Once past the weather on the screen, we're still in IMC. The ride is smooth, but I am ready for things to get better. As we turn further east our groundspeed deteriorates; we're finally encountering the counterclockwise flow around the top of Ernesto. The copilot-pilot airspeed discrepancy persists, but I have accommodated to the discordance.
Suddenly we're not in cloud but in thick summer haze. I can see the ground. I become more contemplative. Those below are looking at a buttermilk sky, unaware of a small, 26-year-old turboprop on its way to celebrate a wedding.
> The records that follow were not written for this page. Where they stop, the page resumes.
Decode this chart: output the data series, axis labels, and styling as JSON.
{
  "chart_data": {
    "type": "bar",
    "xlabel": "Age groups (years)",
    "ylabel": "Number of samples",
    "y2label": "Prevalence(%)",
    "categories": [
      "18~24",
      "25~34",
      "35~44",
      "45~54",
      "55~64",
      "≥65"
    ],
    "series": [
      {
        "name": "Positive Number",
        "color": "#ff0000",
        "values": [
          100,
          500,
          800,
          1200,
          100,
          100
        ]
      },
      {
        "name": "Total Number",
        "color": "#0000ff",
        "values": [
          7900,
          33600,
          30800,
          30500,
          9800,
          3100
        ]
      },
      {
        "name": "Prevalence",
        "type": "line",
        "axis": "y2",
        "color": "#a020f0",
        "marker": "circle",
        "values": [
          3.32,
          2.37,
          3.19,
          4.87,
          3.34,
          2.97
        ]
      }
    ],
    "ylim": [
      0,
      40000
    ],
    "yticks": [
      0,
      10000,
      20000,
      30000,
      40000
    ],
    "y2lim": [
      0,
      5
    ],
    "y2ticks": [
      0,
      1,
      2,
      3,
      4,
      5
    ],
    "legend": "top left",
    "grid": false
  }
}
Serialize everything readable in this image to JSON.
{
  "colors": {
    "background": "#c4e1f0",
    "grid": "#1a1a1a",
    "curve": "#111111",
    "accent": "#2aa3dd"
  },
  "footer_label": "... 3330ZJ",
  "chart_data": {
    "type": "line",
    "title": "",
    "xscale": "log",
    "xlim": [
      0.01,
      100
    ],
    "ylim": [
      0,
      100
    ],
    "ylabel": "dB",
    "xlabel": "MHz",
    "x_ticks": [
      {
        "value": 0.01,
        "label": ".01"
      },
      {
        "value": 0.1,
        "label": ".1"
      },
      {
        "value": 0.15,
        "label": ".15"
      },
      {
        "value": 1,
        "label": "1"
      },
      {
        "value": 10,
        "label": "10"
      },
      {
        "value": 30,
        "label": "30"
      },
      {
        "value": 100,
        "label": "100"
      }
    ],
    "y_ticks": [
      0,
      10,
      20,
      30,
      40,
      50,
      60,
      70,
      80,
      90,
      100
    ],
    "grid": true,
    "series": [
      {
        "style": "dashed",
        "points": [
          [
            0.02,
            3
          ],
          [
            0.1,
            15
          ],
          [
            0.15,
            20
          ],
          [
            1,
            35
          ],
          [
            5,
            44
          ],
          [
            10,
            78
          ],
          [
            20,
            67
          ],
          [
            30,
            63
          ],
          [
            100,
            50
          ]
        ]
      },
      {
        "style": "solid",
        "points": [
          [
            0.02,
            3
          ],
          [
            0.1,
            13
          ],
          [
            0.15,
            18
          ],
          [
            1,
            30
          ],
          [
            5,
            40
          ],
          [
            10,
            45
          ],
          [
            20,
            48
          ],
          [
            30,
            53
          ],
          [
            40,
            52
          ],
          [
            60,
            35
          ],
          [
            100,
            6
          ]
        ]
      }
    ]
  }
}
We're soon instructed to descend and we do, in three to four thousand-foot increments, until the familiar outline of KLEB nestled in hills and just east of the Connecticut River comes into view. At lower altitudes the airspeed indicators start to agree. Once cleared for the straight in, I am roused from my flight reverie. Flaps 15, gear down, three green, flaps 40, on speed; the grass on the approach end of Runway 7 is a spectacularly lush, verdant carpet. It looks so bright it could be Astroturf. A soft touchdown leaves me with nothing more to do than taxi in, shut down, unload and pack my memories of the day away for later enjoyment. We made it.